Garoña: El complot nuclear

El Consejo de Seguridad Nuclear (CSN) ha incumplido las disposiciones legales para que su funcionamiento se lleve a cabo en condiciones de transparencia. Renovar la autorización de una Central Nuclear, se inicia con una solicitud del titular de la central en la que queda obligado a demostrar que ha tomado o tomará las medidas necesarias para cumplir con los requisitos fijados por el CSN durante el periodo de validez de la licencia que solicita. El CSN no ha publicado la solicitud de Nuclenor, propiedad de Endesa e Iberdrola al 50%, ni sus sucesivas actualizaciones y modificaciones, ni el contenido de los informes de las evaluaciones técnicas realizadas por los técnicos del organismo.

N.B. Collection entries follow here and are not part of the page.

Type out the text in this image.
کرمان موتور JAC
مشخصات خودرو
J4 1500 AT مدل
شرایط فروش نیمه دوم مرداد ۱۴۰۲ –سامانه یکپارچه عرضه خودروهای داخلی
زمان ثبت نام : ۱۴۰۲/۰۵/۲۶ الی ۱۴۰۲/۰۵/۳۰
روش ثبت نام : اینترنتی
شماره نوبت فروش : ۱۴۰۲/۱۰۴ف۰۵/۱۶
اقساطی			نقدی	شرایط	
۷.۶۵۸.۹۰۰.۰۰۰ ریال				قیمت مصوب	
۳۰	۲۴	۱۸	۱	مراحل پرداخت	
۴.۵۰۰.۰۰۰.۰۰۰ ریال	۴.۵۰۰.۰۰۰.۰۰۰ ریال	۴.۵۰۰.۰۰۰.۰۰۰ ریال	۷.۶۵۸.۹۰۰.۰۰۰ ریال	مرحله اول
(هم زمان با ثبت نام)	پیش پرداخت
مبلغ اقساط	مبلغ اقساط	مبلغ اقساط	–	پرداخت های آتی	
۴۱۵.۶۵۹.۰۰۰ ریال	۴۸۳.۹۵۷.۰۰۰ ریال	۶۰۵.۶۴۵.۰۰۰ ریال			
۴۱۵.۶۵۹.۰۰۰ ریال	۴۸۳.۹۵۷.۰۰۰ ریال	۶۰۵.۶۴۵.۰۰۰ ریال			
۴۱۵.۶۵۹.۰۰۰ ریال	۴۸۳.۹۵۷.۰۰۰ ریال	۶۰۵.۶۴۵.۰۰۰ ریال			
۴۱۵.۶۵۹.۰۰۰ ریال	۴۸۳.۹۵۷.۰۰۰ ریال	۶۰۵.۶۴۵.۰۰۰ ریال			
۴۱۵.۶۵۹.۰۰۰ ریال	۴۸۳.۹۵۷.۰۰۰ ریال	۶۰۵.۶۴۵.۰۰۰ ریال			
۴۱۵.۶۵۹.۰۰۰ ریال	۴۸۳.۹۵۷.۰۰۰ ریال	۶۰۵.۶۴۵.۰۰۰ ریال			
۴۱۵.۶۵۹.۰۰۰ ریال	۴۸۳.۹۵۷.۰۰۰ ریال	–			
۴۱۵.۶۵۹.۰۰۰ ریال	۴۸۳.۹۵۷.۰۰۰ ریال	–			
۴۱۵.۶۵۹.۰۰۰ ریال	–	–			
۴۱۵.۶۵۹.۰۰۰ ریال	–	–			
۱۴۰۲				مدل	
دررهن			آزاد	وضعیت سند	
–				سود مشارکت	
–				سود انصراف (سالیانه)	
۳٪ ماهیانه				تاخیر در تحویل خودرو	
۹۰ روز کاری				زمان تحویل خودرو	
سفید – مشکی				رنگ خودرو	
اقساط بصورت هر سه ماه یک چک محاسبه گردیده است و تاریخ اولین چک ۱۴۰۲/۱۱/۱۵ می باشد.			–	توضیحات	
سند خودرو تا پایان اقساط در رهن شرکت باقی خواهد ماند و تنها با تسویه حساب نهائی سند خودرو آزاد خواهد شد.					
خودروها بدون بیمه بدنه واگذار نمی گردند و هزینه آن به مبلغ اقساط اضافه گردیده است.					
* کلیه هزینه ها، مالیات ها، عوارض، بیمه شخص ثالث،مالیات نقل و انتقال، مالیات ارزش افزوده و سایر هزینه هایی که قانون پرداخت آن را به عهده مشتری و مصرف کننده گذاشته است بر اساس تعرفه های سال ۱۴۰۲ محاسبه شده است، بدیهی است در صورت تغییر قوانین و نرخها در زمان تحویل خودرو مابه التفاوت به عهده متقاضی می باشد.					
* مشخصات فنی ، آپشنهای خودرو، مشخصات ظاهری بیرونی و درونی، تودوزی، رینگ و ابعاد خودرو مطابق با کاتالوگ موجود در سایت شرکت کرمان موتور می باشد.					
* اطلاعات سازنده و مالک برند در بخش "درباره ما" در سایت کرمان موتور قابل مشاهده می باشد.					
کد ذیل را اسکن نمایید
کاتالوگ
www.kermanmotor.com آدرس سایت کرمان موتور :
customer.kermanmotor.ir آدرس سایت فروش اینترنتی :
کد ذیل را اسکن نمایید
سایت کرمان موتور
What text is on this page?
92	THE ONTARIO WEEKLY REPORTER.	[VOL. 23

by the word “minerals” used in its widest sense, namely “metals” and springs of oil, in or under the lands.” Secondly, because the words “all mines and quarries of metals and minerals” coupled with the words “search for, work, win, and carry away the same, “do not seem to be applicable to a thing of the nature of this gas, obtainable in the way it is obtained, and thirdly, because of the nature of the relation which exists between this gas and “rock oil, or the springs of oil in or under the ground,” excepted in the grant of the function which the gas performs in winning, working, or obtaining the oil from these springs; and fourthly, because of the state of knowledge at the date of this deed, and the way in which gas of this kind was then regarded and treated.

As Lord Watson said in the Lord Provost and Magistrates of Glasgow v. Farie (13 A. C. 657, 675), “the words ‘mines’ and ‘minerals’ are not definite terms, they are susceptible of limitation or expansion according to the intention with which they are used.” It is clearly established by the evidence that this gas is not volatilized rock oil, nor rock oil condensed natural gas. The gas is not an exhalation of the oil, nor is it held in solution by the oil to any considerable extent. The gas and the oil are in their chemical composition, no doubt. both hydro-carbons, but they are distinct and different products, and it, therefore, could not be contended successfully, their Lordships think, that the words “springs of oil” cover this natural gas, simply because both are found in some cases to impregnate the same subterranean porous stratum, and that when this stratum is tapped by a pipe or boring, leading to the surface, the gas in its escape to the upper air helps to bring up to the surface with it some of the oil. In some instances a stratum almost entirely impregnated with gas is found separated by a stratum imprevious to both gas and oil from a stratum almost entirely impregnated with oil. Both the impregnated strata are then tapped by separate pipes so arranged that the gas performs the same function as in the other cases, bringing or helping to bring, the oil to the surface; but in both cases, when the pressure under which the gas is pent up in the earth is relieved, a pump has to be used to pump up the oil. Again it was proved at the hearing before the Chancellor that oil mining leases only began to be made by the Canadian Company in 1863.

El informe preceptivo del CSN sobre la renovación de la autorización de la explotación de la Central Nuclear de Garoña más allá de los 40 años de vida para la que fue diseñada, no ha cumplido con las obligaciones de transparencia, al no informar de todos los acuerdos de su pleno con clara exposición de los motivos del acuerdo alcanzado.

El dictamen técnico que acompaña al preceptivo informe que avala la prorroga de la Central de Garoña, por 10 años más hasta 2019, dice que un documento titulado “Condiciones para la Operación a largo plazo” fue aprobado en la reunión de 7 de septiembre de 2005, sin que en el acta de dicha reunión ni en ninguna otra posterior conste tal aprobación. Según el propio informe el consejo aprobó dicho documento donde se definen los criterios para garantizar la operación segura de las centrales españolas, así como los estudios y análisis que se debían realizar para cumplir esos criterios. Este documento no es público y es imposible localizarlo en la página web del organismo.

Las conclusiones que el CSN extrae de los análisis y evaluaciones técnicas realizadas por sus propios técnicos no son motivadas en la resolución y tampoco públicos. El CSN vulnera el derecho del público a la información y participación al no crear el “Consejo asesor para la información y participación pública”. A través de la Comisión Nacional de la Energía (CNE), el CSN, una parte mayoritaria del gobierno, la oposición y un ministro abiertamente pro-nuclear que proclama el carácter imprescindible de la energía nuclear, se expresa la falta de voluntad para impulsar una transición energética hacia las energías renovables. Todo ello hace pensar que el futuro de la Central de Garoña a partir de 2013 no será su cierre y desmantelación definitiva, sino más bien una sucesión de nuevas prorrogas.

Hasta 2021 no finaliza la vida útil de la siguiente central Almaraz I (Cáceres), las seis restantes de modo progresivo en 2028 y la última será la de Trillo (Guadalajara).